Ein Sicherungsbedarf ist in der Regel dann gegeben, wenn bestimmte Tatsachen die Annahme rechtfertigen, dass sich der Fremde dem Verfahren oder der Abschiebung entziehen oder diese zumindest wesentlich erschweren werde (§ 76 Abs. 3 FPG). Es ist allerdings nicht erforderlich, dass ein Verfahren zur Erlassung einer aufenthaltsbeendenden Maßnahme bereits eingeleitet worden ist (VwGH 28.06.2002, 2002/02/0138).
Die fehlende Ausreisewilligkeit des Fremden, d.h. das bloße Unterbleiben der Ausreise, obwohl keine Berechtigung zum Aufenthalt besteht, vermag für sich genommen die Verhängung der Schubhaft nicht zu rechtfertigen. Vielmehr muss der - aktuelle - Sicherungsbedarf in weiteren Umständen begründet sein, etwa in mangelnder sozialer Verankerung in Österreich. Dafür kommt insbesondere das Fehlen ausreichender familiärer, sozialer oder beruflicher Anknüpfungspunkte im Bundesgebiet in Betracht, was die Befürchtung, es bestehe das Risiko des Untertauchens eines Fremden, rechtfertigen kann.
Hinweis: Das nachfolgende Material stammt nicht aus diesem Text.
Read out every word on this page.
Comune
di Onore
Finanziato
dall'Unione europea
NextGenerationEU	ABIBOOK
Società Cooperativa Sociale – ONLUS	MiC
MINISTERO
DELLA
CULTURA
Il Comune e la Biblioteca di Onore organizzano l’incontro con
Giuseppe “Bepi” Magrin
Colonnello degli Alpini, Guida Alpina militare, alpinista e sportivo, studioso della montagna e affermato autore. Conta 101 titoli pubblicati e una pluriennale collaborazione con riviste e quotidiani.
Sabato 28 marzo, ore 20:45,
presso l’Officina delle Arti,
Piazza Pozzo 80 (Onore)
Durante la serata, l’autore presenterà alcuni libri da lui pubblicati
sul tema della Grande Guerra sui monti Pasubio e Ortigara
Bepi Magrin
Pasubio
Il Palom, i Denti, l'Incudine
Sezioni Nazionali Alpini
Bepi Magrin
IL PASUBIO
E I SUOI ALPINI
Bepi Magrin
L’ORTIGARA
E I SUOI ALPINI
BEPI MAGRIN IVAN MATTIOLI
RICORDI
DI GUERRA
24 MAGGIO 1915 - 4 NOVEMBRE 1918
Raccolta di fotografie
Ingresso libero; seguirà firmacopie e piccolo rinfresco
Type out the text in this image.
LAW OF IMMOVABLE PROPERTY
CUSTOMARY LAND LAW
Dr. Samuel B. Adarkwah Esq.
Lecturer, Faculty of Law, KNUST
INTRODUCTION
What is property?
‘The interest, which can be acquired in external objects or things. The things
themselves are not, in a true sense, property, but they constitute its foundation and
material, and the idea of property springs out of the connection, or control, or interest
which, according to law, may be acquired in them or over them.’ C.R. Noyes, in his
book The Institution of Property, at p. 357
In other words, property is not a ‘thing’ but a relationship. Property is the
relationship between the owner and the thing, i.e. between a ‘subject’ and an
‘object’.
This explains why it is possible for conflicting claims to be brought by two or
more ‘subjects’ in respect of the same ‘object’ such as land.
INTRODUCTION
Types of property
Abgesehen von der damit angesprochenen Integration des Fremden in Österreich ist bei der Prüfung des Sicherungsbedarfes auch sein bisheriges Verhalten in Betracht zu ziehen, wobei frühere Delinquenz das Gewicht des öffentlichen Interesses an einer baldigen Durchsetzung einer Abschiebung maßgeblich vergrößern kann (VwGH 21.12.2010, 2007/21/0498; weiters VwGH 08.09.2005, 2005/21/0301; 23.09.2010, 2009/21/0280).
„Die Entscheidung über die Anwendung gelinderer Mittel iSd § 77 Abs. 1 FrPolG 2005 ist eine Ermessensentscheidung. Auch die Anwendung gelinderer Mittel setzt das Vorliegen eines Sicherungsbedürfnisses voraus. Fehlt ein Sicherungsbedarf, dann darf weder Schubhaft noch ein gelinderes Mittel verhängt werden. Insoweit besteht kein Ermessensspielraum. Der Behörde kommt aber auch dann kein Ermessen zu, wenn der Sicherungsbedarf im Verhältnis zum Eingriff in die persönliche Freiheit nicht groß genug ist, um die Verhängung von Schubhaft zu rechtfertigen. Das ergibt sich schon daraus, dass Schubhaft immer ultima ratio sein muss (Hinweis E 17.03.2009, 2007/21/0542; E 30.08.2007, 2007/21/0043). Mit anderen Worten: Kann das zu sichernde Ziel auch durch die Anwendung gelinderer Mittel erreicht werden, dann wäre es rechtswidrig, Schubhaft zu verhängen; in diesem Fall hat die Behörde lediglich die Anordnung des gelinderen Mittels vorzunehmen (Hinweis E 28.05.2008, 2007/21/0246). Der Ermessenspielraum besteht also für die Behörde nur insoweit, als trotz eines die Schubhaft rechtfertigenden Sicherungsbedarfs davon Abstand genommen und bloß ein gelinderes Mittel angeordnet werden kann. Diesbezüglich liegt eine Rechtswidrigkeit nur dann vor, wenn die eingeräumten Grenzen des Ermessens überschritten wurden, also nicht vom Ermessen im Sinne des Gesetzes Gebrauch gemacht wurde“ (VwGH 11.06.2013, 2012/21/0114, vgl. auch VwGH 02.08.2013, 2013/21/0008).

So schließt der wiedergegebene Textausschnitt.